Robert Henri was born in Cincinnati, Ohio in 1865. He studied art at the Pennsylvania Academy and at the Ecole des Beaux Arts in Paris. After returning to Philadelphia in 1891 he taught at the Women's School of Design.
A strong admirer of the work of Thomas Eakins, Henri was an advocate of realism in art. He later recalled: "Thomas Eakins was a man of great character. He was a man of iron will and his will to paint and to carry out his life as he thought it should go. This he did. It cost him heavily but in his works we have the precious result of his independence, his generous heart and his big mind. Eakins was a deep student of life, and with a great love he studied humanity frankly. He was not afraid of what his study revealed to him. In the matter of ways and means of expression, the science of technique, he studied most profoundly, as only a great master would have the will to study. His vision was not touched by fashion. He struggled to apprehend the constructive force in nature and to employ in his works the principles found. His quality was honesty. Integrity is the word which seems best to fit him. Personally I consider him the greatest portrait painter America has produced."

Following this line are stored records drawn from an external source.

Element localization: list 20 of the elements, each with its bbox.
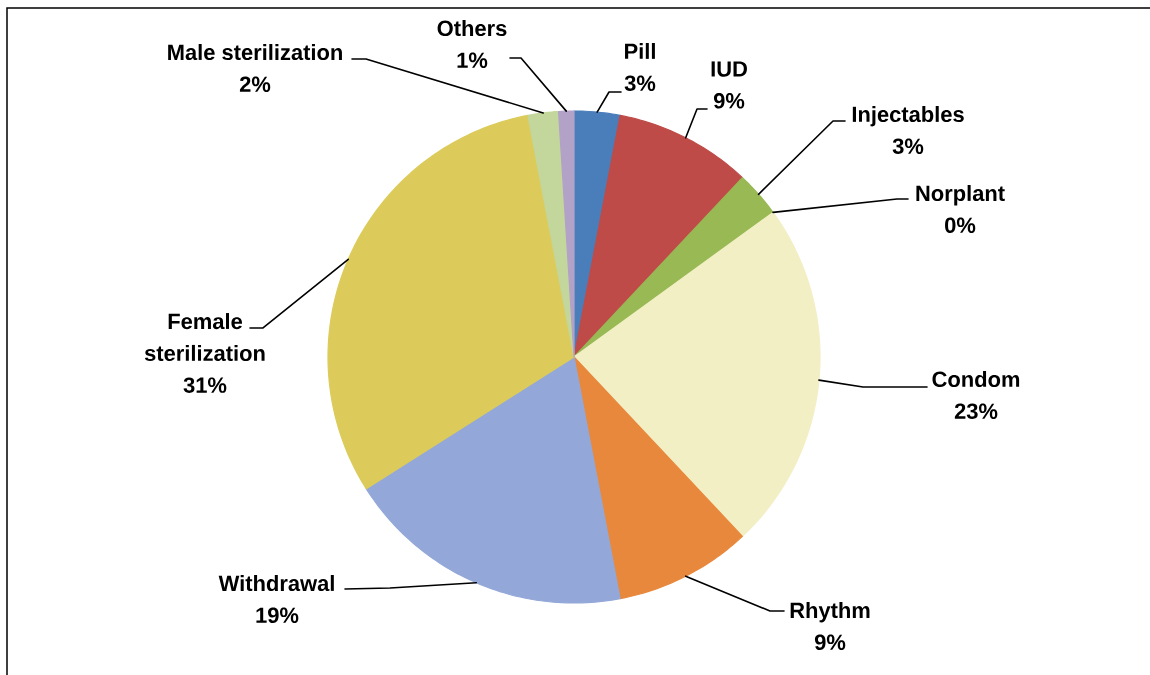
slice-label: Male sterilization xyxy=(168,44,342,61)
text: 0% xyxy=(945,217,976,233)
slice-label: Injectables xyxy=(852,105,964,127)
data-label: 3% xyxy=(892,138,924,154)
slice-label: Pill xyxy=(625,42,655,59)
slice-label: Condom xyxy=(932,370,1020,388)
data-label: 1% xyxy=(457,52,488,68)
data-label: 9% xyxy=(713,93,745,109)
data-label: 9% xyxy=(814,634,846,650)
slice-label: Others xyxy=(437,20,507,37)
data-label: 3% xyxy=(624,75,656,91)
slice-label: Female sterilization xyxy=(144,313,265,362)
category-label: Norplant xyxy=(916,185,1005,206)
data-label: 2% xyxy=(239,76,271,92)
data-label: 19% xyxy=(256,607,299,623)
slice-label: Rhythm xyxy=(790,602,870,623)
data-label: 23% xyxy=(954,403,998,419)
slice-label: Withdrawal xyxy=(218,575,334,592)
data-label: 31% xyxy=(183,377,227,393)
slice-label: IUD xyxy=(711,61,747,77)
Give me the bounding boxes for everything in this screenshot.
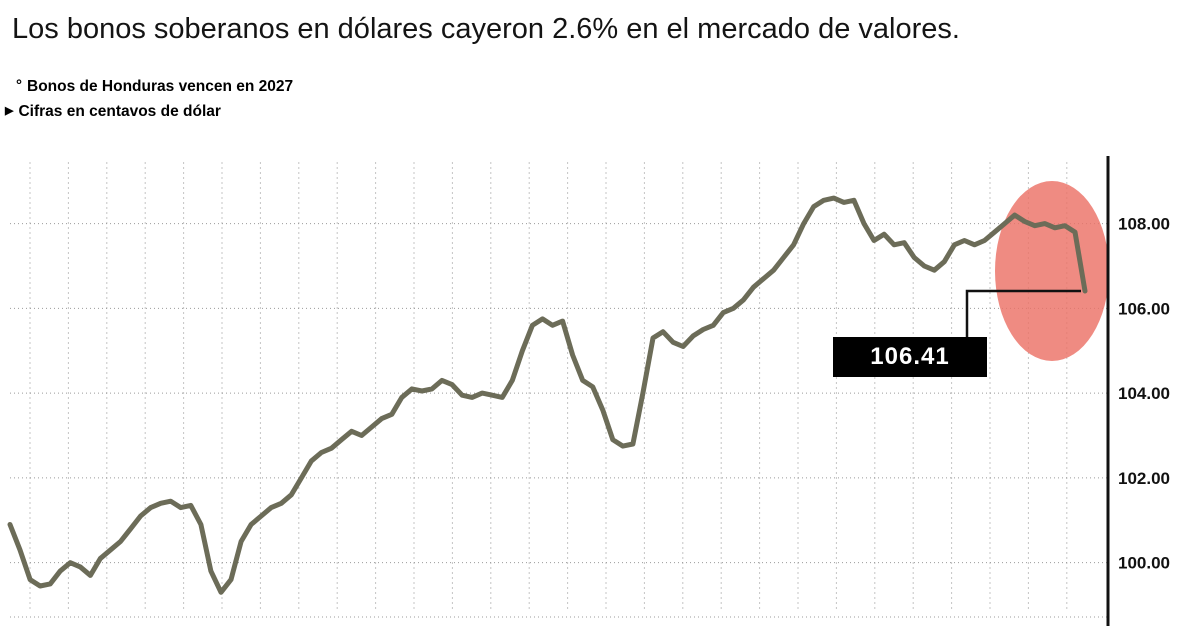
note-units-text: Cifras en centavos de dólar [18,103,221,120]
price-callout: 106.41 [833,337,987,377]
y-tick-label: 100.00 [1118,554,1170,573]
triangle-bullet-icon: ▶ [5,105,14,117]
y-tick-label: 106.00 [1118,299,1170,318]
price-line [7,195,1088,595]
page-title: Los bonos soberanos en dólares cayeron 2… [12,13,960,45]
price-callout-value: 106.41 [870,343,950,370]
note-maturity-text: Bonos de Honduras vencen en 2027 [27,78,294,95]
degree-bullet-icon: ° [16,77,22,94]
y-tick-label: 102.00 [1118,469,1170,488]
y-tick-label: 104.00 [1118,384,1170,403]
y-tick-label: 108.00 [1118,215,1170,234]
callout-connector [965,289,1081,337]
note-maturity: ° Bonos de Honduras vencen en 2027 [16,77,294,96]
note-units: ▶ Cifras en centavos de dólar [5,103,221,121]
drop-highlight-ellipse [995,181,1109,361]
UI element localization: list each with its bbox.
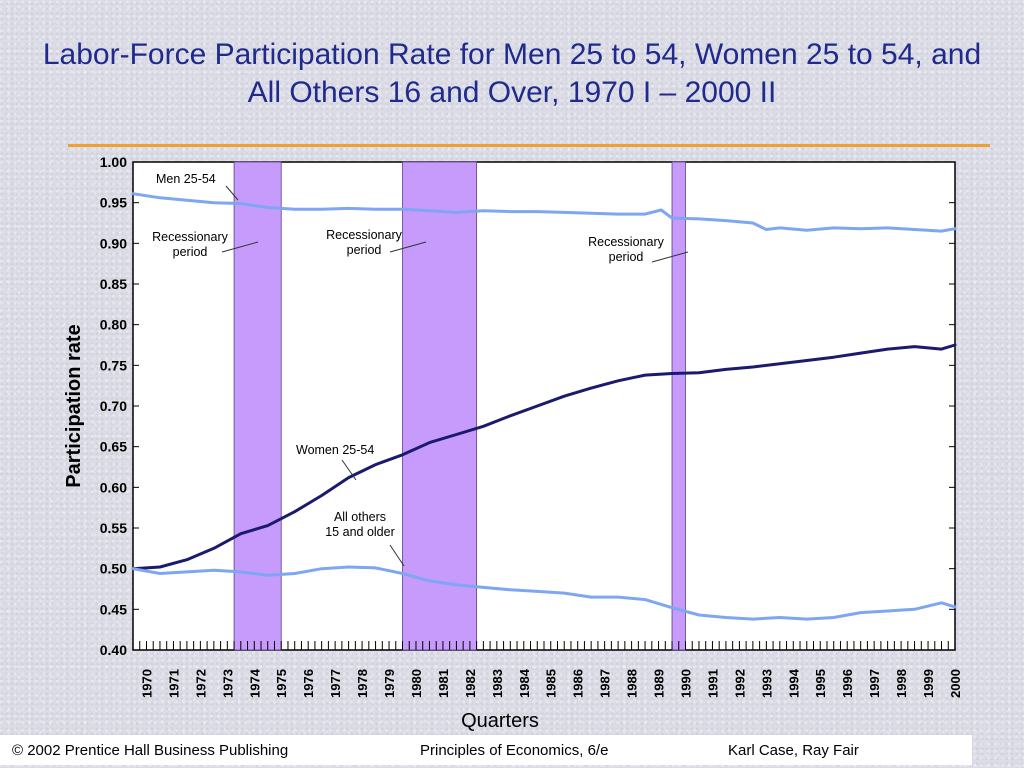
x-tick-label: 1974 [247, 668, 262, 698]
x-tick-label: 1997 [867, 669, 882, 698]
footer-bar: © 2002 Prentice Hall Business Publishing… [0, 735, 972, 765]
x-tick-label: 2000 [948, 669, 963, 698]
y-tick-label: 0.90 [100, 235, 127, 251]
y-tick-label: 0.70 [100, 398, 127, 414]
x-axis-label: Quarters [461, 710, 539, 732]
x-tick-label: 1994 [786, 668, 801, 698]
footer-copyright: © 2002 Prentice Hall Business Publishing [12, 741, 289, 759]
y-tick-label: 0.60 [100, 479, 127, 495]
annotation-women: Women 25-54 [296, 443, 374, 457]
x-tick-label: 1972 [193, 669, 208, 698]
annotation-recession-2-leader [389, 241, 427, 253]
recession-band-3 [671, 161, 686, 651]
x-tick-label: 1993 [759, 669, 774, 698]
series-all-others-line [131, 565, 957, 621]
x-tick-label: 1987 [598, 669, 613, 698]
x-tick-label: 1990 [678, 669, 693, 698]
y-tick-label: 1.00 [100, 154, 127, 170]
annotation-recession-1-leader [221, 241, 259, 253]
x-tick-label: 1983 [490, 669, 505, 698]
x-tick-label: 1989 [652, 669, 667, 698]
annotation-recession-3-leader [651, 251, 689, 263]
x-tick-label: 1991 [705, 669, 720, 698]
x-tick-label: 1980 [409, 669, 424, 698]
participation-chart: 0.40 0.45 0.50 0.55 0.60 0.65 0.70 0.75 0.80 0.85… [63, 154, 963, 732]
annotation-all-others-leader [389, 544, 405, 567]
x-tick-label: 1992 [732, 669, 747, 698]
series-men-line [131, 192, 957, 233]
y-tick-label: 0.65 [100, 439, 127, 455]
y-tick-label: 0.75 [100, 357, 127, 373]
y-tick-label: 0.40 [100, 642, 127, 658]
x-tick-label: 1977 [328, 669, 343, 698]
annotation-recession-2: Recessionary period [326, 228, 402, 257]
footer-authors: Karl Case, Ray Fair [728, 741, 859, 759]
y-tick-label: 0.80 [100, 317, 127, 333]
x-tick-label: 1988 [625, 669, 640, 698]
x-tick-label: 1976 [301, 669, 316, 698]
x-tick-label: 1975 [274, 669, 289, 698]
x-tick-label: 1979 [382, 669, 397, 698]
recession-band-1 [233, 161, 282, 651]
x-tick-label: 1984 [517, 668, 532, 698]
title-divider [68, 144, 990, 147]
x-tick-label: 1985 [544, 669, 559, 698]
y-tick-label: 0.50 [100, 561, 127, 577]
x-tick-label: 1999 [921, 669, 936, 698]
annotation-all-others: All others 15 and older [325, 510, 395, 539]
x-tick-label: 1995 [813, 669, 828, 698]
y-tick-label: 0.85 [100, 276, 127, 292]
slide-title: Labor-Force Participation Rate for Men 2… [42, 38, 982, 109]
series-women-line [131, 343, 957, 571]
x-tick-label: 1998 [894, 669, 909, 698]
annotation-men-leader [225, 185, 239, 201]
x-tick-label: 1978 [355, 669, 370, 698]
recession-band-2 [402, 161, 478, 651]
x-tick-label: 1982 [463, 669, 478, 698]
x-tick-label: 1970 [139, 669, 154, 698]
x-tick-label: 1986 [571, 669, 586, 698]
x-tick-label: 1996 [840, 669, 855, 698]
annotation-recession-3: Recessionary period [588, 235, 664, 264]
y-tick-label: 0.55 [100, 520, 127, 536]
annotation-women-leader [341, 459, 357, 481]
x-tick-label: 1971 [166, 669, 181, 698]
footer-book: Principles of Economics, 6/e [420, 741, 609, 759]
x-tick-label: 1973 [220, 669, 235, 698]
y-axis-label: Participation rate [63, 324, 85, 487]
x-tick-label: 1981 [436, 669, 451, 698]
annotation-recession-1: Recessionary period [152, 230, 228, 259]
annotation-men: Men 25-54 [156, 172, 216, 186]
y-tick-label: 0.45 [100, 601, 127, 617]
y-tick-label: 0.95 [100, 195, 127, 211]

Eventually Henri became the leader of a movement that Art Young described as the Ash Can School. Henri taught his students that the artist's work should be "a social force that creates a stir in the world". Henri also urged artists to use the "rich subject-matter provided by modern urban life". Artists influenced by Henri's ideas included John Sloan, George Bellows, George Luks, Denys Wortman, Rockwell Kent and Edward Hopper.
In 1898 Henri began teaching at the New York School of Art. After an exhibition in 1904 one art critic noted: "Mr. Henri always has shown a desire to paint the truth. The quality in a portrait painter is likely to react to his disadvantage. When society folk have their faces and figures preserved on canvas they have a strong desire to look pretty, and a man who seeks only to perpetuate the truth is likely to be out of favour with the moneyed ones."
One of his students, Stuart Davis, later explained: "He (Henri) would talk about the paintings we brought in for three of four hours, and in the process of talking about those pictures he would criticise them not from the standpoint of some pre-established norm of excellence, but in relation to his own ideas. He'd talk about his own interests while he was talking about the painting and in the way, since he had more experience, more purposeful experience with culture in general than the crew of youths who were there, his discussions were very educational affairs."
When the National Academy in 1907 failed to recognize the importance of Henri and his followers he mounted his own exhibition under the title, The Eight. Henri argued: "The revolutionary parties that break away from old institutions, from dead organizations are always headed by men with a vision of order, with men who realize that there must be a balance in life, so much of what is good for each man, so much to test the sinews of his soul, so much to stimulate his joy."